173382 Knowledge, attitudes, and practices regarding eye health and disease among older adults: Results of a national telephone survey

Monday, October 27, 2008

Neyal J. Ammary-Risch, MPH, CHES , National Eye Institute, National Institutes of Health, Bethesda, MD
William Scarbrough, PhD , Macro International Inc., Calverton, MD
Harry T. Kwon, PhD, MPH, CHES , Macro International Inc., Rockville, MD
Objective: To measure older adults' knowledge, attitudes, and practices (KAP) about eye health and disease. Method: A national probability sample of 3,180 adults aged 18 and older responded to a computer-assisted telephone interview (jointly funded by the National Eye Institute and Lions Clubs International Foundation) about general and eye health, and knowledge, experiences, and attitudes about eye disease and examinations. Study results were weighted to 2000 Census parameters. Subanalyses were conducted to examine KAP for adults aged 65 and older. Results: Results show that more than 70% of adults aged 65 and older describe their health as good, very good, or excellent; 94% report wearing some type of eyewear; more than 70% report loss of eyesight as a 10 on a scale of 1 to 10, with 10 indicating greatest impact; and more than 40% report ever being told by an eye care provider that they have an eye condition or disease. Regarding knowledge, most older adults are familiar with common eye diseases; however, they lack key information that can facilitate early detection and treatment, in particular, that glaucoma and diabetic eye disease usually have no early warning signs. Conclusions/Implications: Visual impairment is closely associated with fair or poor health status and restricted activity, ultimately affecting functional living for older adults. To reduce visual impairment and blindness resulting from eye diseases, the public must be educated about eye diseases, possible symptoms, and the potential for blindness and loss of vision in the absence of early detection and treatment.

Learning Objectives:
• Discuss differences in knowledge, attitudes, and practices related to eye health and disease among older adults of different ages (65 to 74 years and 75 years and older), genders, and races or ethnicities. • Articulate areas that remain of concern regarding older adults’ knowledge, attitudes, and practices about eye health and disease. • Recognize the importance that regular eye exams are necessary even in the absence of symptoms to help ensure optimal and functional living for older adults.

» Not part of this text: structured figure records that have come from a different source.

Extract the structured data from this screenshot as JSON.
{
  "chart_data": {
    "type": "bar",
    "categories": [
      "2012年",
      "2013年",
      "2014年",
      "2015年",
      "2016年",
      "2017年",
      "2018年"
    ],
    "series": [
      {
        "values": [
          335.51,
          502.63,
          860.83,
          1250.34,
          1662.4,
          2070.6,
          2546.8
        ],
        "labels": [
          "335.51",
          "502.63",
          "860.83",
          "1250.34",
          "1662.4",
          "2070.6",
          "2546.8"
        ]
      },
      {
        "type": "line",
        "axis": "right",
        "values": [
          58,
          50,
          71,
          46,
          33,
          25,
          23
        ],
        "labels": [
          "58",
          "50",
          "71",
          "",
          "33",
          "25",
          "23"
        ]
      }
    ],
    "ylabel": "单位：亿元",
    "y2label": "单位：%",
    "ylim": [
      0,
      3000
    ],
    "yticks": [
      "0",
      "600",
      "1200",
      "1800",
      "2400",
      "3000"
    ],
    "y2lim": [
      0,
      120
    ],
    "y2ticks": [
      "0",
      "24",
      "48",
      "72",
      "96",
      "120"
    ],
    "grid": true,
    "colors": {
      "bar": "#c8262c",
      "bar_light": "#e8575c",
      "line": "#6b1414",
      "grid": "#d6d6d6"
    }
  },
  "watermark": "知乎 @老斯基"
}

Keywords: Aging, Vision Care

Presenting author's disclosure statement:

Qualified on the content I am responsible for because: I extensively reviewed the reported findings and final report and will be responsible for developing the presentation. I do NOT have a relevant personal financial relationship with a commercial entity that benefits me and may ultimately bias the presentation of the content.
Any relevant financial relationships? No

I agree to comply with the American Public Health Association Conflict of Interest and Commercial Support Guidelines, and to disclose to the participants any off-label or experimental uses of a commercial product or service discussed in my presentation.